In the accompanying lesson, in which he enumerated and discussed the allusions of the specific ten Psalms, Rebbe Nachman asserted:

"Know that the ten Psalms which a person must recite on the very same day as he has an impure experience, God forbid, are: 16, 32, 41, 42, 59, 77, 90, 105, 137, 150. These ten Psalms are a very great remedy for this problem. One who is worthy of saying them on the same day need have no more fear whatsoever of the terrible blemish caused by an impure emission, because it has indubitably been corrected by this remedy without any doubt."

==Mystical meaning==
The Tikkun HaKlali is based on the idea of the Brit (Covenant) which God made with the Jewish people. In return for absolute allegiance to God on the part of the nation, God promised to be their God and to give them the land of Israel as an inheritance (Genesis 17:7-8).

As a mark of this Covenant, God commanded Abraham to perform the mitzvah of brit milah (circumcision):

"This is My Covenant which you shall keep between Me and you and your seed after you: Every male among you shall be circumcised. And you shall be circumcised in the flesh of your foreskin, and it shall be a token of a Covenant between Me and you." (Genesis 17:10-11)

By choosing this specific organ to bear the sign of the Covenant, God indicated the tremendous power of the sexual organ. When it is used in the context of marriage, the sexual organ is elevated and man becomes a partner with God in creation. But when it is used for personal gratification, it distances a person from God and leaves him unfulfilled, frustrated and depressed. Rebbe Nachman taught that the antithesis of the joy one should feel by uniting with a marriage partner and performing all of God's other mitzvot is depression, a state which is in the domain of Lilith, the name of the kelipah associated with unholiness.

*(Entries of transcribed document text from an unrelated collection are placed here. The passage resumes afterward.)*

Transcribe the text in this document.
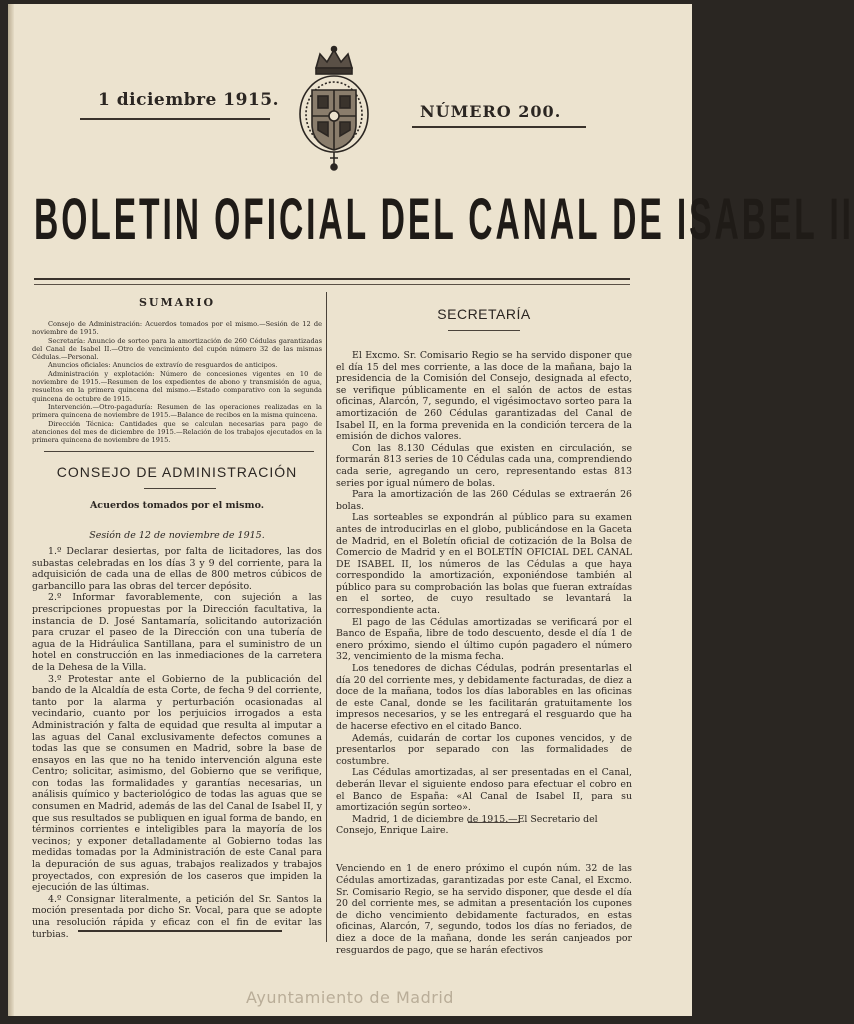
1 diciembre 1915.
NÚMERO 200.
BOLETIN OFICIAL DEL CANAL DE ISABEL II
SUMARIO

Consejo de Administración: Acuerdos tomados por el mismo.—Sesión de 12 de noviembre de 1915.

Secretaría: Anuncio de sorteo para la amortización de 260 Cédulas garantizadas del Canal de Isabel II.—Otro de vencimiento del cupón número 32 de las mismas Cédulas.—Personal.

Anuncios oficiales: Anuncios de extravío de resguardos de anticipos.

Administración y explotación: Número de concesiones vigentes en 10 de noviembre de 1915.—Resumen de los expedientes de abono y transmisión de agua, resueltos en la primera quincena del mismo.—Estado comparativo con la segunda quincena de octubre de 1915.

Intervención.—Otro-pagaduría: Resumen de las operaciones realizadas en la primera quincena de noviembre de 1915.—Balance de recibos en la misma quincena.

Dirección Técnica: Cantidades que se calculan necesarias para pago de atenciones del mes de diciembre de 1915.—Relación de los trabajos ejecutados en la primera quincena de noviembre de 1915.

CONSEJO DE ADMINISTRACIÓN
Acuerdos tomados por el mismo.
Sesión de 12 de noviembre de 1915.

1.º Declarar desiertas, por falta de licitadores, las dos subastas celebradas en los días 3 y 9 del corriente, para la adquisición de cada una de ellas de 800 metros cúbicos de garbancillo para las obras del tercer depósito.

2.º Informar favorablemente, con sujeción a las prescripciones propuestas por la Dirección facultativa, la instancia de D. José Santamaría, solicitando autorización para cruzar el paseo de la Dirección con una tubería de agua de la Hidráulica Santillana, para el suministro de un hotel en construcción en las inmediaciones de la carretera de la Dehesa de la Villa.

3.º Protestar ante el Gobierno de la publicación del bando de la Alcaldía de esta Corte, de fecha 9 del corriente, tanto por la alarma y perturbación ocasionadas al vecindario, cuanto por los perjuicios irrogados a esta Administración y falta de equidad que resulta al imputar a las aguas del Canal exclusivamente defectos comunes a todas las que se consumen en Madrid, sobre la base de ensayos en las que no ha tenido intervención alguna este Centro; solicitar, asimismo, del Gobierno que se verifique, con todas las formalidades y garantías necesarias, un análisis químico y bacteriológico de todas las aguas que se consumen en Madrid, además de las del Canal de Isabel II, y que sus resultados se publiquen en igual forma de bando, en términos corrientes e inteligibles para la mayoría de los vecinos; y exponer detalladamente al Gobierno todas las medidas tomadas por la Administración de este Canal para la depuración de sus aguas, trabajos realizados y trabajos proyectados, con expresión de los caseros que impiden la ejecución de las últimas.

4.º Consignar literalmente, a petición del Sr. Santos la moción presentada por dicho Sr. Vocal, para que se adopte una resolución rápida y eficaz con el fin de evitar las turbias.

SECRETARÍA

El Excmo. Sr. Comisario Regio se ha servido disponer que el día 15 del mes corriente, a las doce de la mañana, bajo la presidencia de la Comisión del Consejo, designada al efecto, se verifique públicamente en el salón de actos de estas oficinas, Alarcón, 7, segundo, el vigésimoctavo sorteo para la amortización de 260 Cédulas garantizadas del Canal de Isabel II, en la forma prevenida en la condición tercera de la emisión de dichos valores.

Con las 8.130 Cédulas que existen en circulación, se formarán 813 series de 10 Cédulas cada una, comprendiendo cada serie, agregando un cero, representando estas 813 series por igual número de bolas.

Para la amortización de las 260 Cédulas se extraerán 26 bolas.

Las sorteables se expondrán al público para su examen antes de introducirlas en el globo, publicándose en la Gaceta de Madrid, en el Boletín oficial de cotización de la Bolsa de Comercio de Madrid y en el BOLETÍN OFICIAL DEL CANAL DE ISABEL II, los números de las Cédulas a que haya correspondido la amortización, exponiéndose también al público para su comprobación las bolas que fueran extraídas en el sorteo, de cuyo resultado se levantará la correspondiente acta.

El pago de las Cédulas amortizadas se verificará por el Banco de España, libre de todo descuento, desde el día 1 de enero próximo, siendo el último cupón pagadero el número 32, vencimiento de la misma fecha.

Los tenedores de dichas Cédulas, podrán presentarlas el día 20 del corriente mes, y debidamente facturadas, de diez a doce de la mañana, todos los días laborables en las oficinas de este Canal, donde se les facilitarán gratuitamente los impresos necesarios, y se les entregará el resguardo que ha de hacerse efectivo en el citado Banco.

Además, cuidarán de cortar los cupones vencidos, y de presentarlos por separado con las formalidades de costumbre.

Las Cédulas amortizadas, al ser presentadas en el Canal, deberán llevar el siguiente endoso para efectuar el cobro en el Banco de España: «Al Canal de Isabel II, para su amortización según sorteo».

Madrid, 1 de diciembre de 1915.—El Secretario del Consejo, Enrique Laire.

Venciendo en 1 de enero próximo el cupón núm. 32 de las Cédulas amortizadas, garantizadas por este Canal, el Excmo. Sr. Comisario Regio, se ha servido disponer, que desde el día 20 del corriente mes, se admitan a presentación los cupones de dicho vencimiento debidamente facturados, en estas oficinas, Alarcón, 7, segundo, todos los días no feriados, de diez a doce de la mañana, donde les serán canjeados por resguardos de pago, que se harán efectivos

Ayuntamiento de Madrid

The Tikkun HaKlali comes to rectify the sin of misusing the sexual organ and, by extension, undoes the root feelings of depression that lie at the core of any sin. It does this through the power of Psalms (Tehillim in Hebrew), which are songs of praise and rejoicing in God.

The word Tehillim has the same gematria as the word Lilith (with five units added for each of the letters of Lilith). Moreover, the word Tehillim has the same gematria as the two names of God, El and Elohim, which have the power to release the seed from the kelipah. Further, these ten Psalms have been particularly identified in relation to the wasted seed being released from the forces of evil and rectification being completed.

==Other rectifications==
Although the sin of wasted seed is considered the most serious of the violations of the Covenant, other sins also accomplish the same thing. Rebbe Nachman taught that one who earns his livelihood dishonestly also breaches the Covenant, as his craving for money can make him go so far as to rob his fellow man. The way one thinks, speaks and acts are also areas in which one can uphold or damage the Covenant.

Rebbe Nachman further taught that the Tikkun HaKlali can rectify all spiritual and physical flaws or maladies. He stated,

"There are places that are so fine and narrow that no remedy has the power to penetrate them except through the General Remedy, which injects healing into even the narrowest, finest places. First it is necessary to apply the General Remedy, and through this all the individual flaws will automatically be rectified."

For this reason, many Breslover Hasidim recite the Tikkun HaKlali every day. Women also recite it as a general rectification for sin. Its recital is a cornerstone of any visit to the Rebbe's grave, as per his promise.

Some Hasidim even say the Tikun Haklali at least once a week or even every day with and before the Prakim Nivrachim (Hebrew: פרקים נבחרים) – which are 10 supplemental Tehillim (31, 35, 36, 60, 68, 80, 83, 88, 89, 109) referring to the sufferings of the Moshiach (Messiah) before the geulah, the final redemption – in order to better 'clean off' the 'dust' or 'rust' remaining on the soul.

==Sources==
- Greenbaum, Avraham (1984). "Rebbe Nachman's Tikkun"
- Kaplan, Rabbi Aryeh, trans. (1973). Rabbi Nachman's Wisdom. Jerusalem: Breslov Research Institute.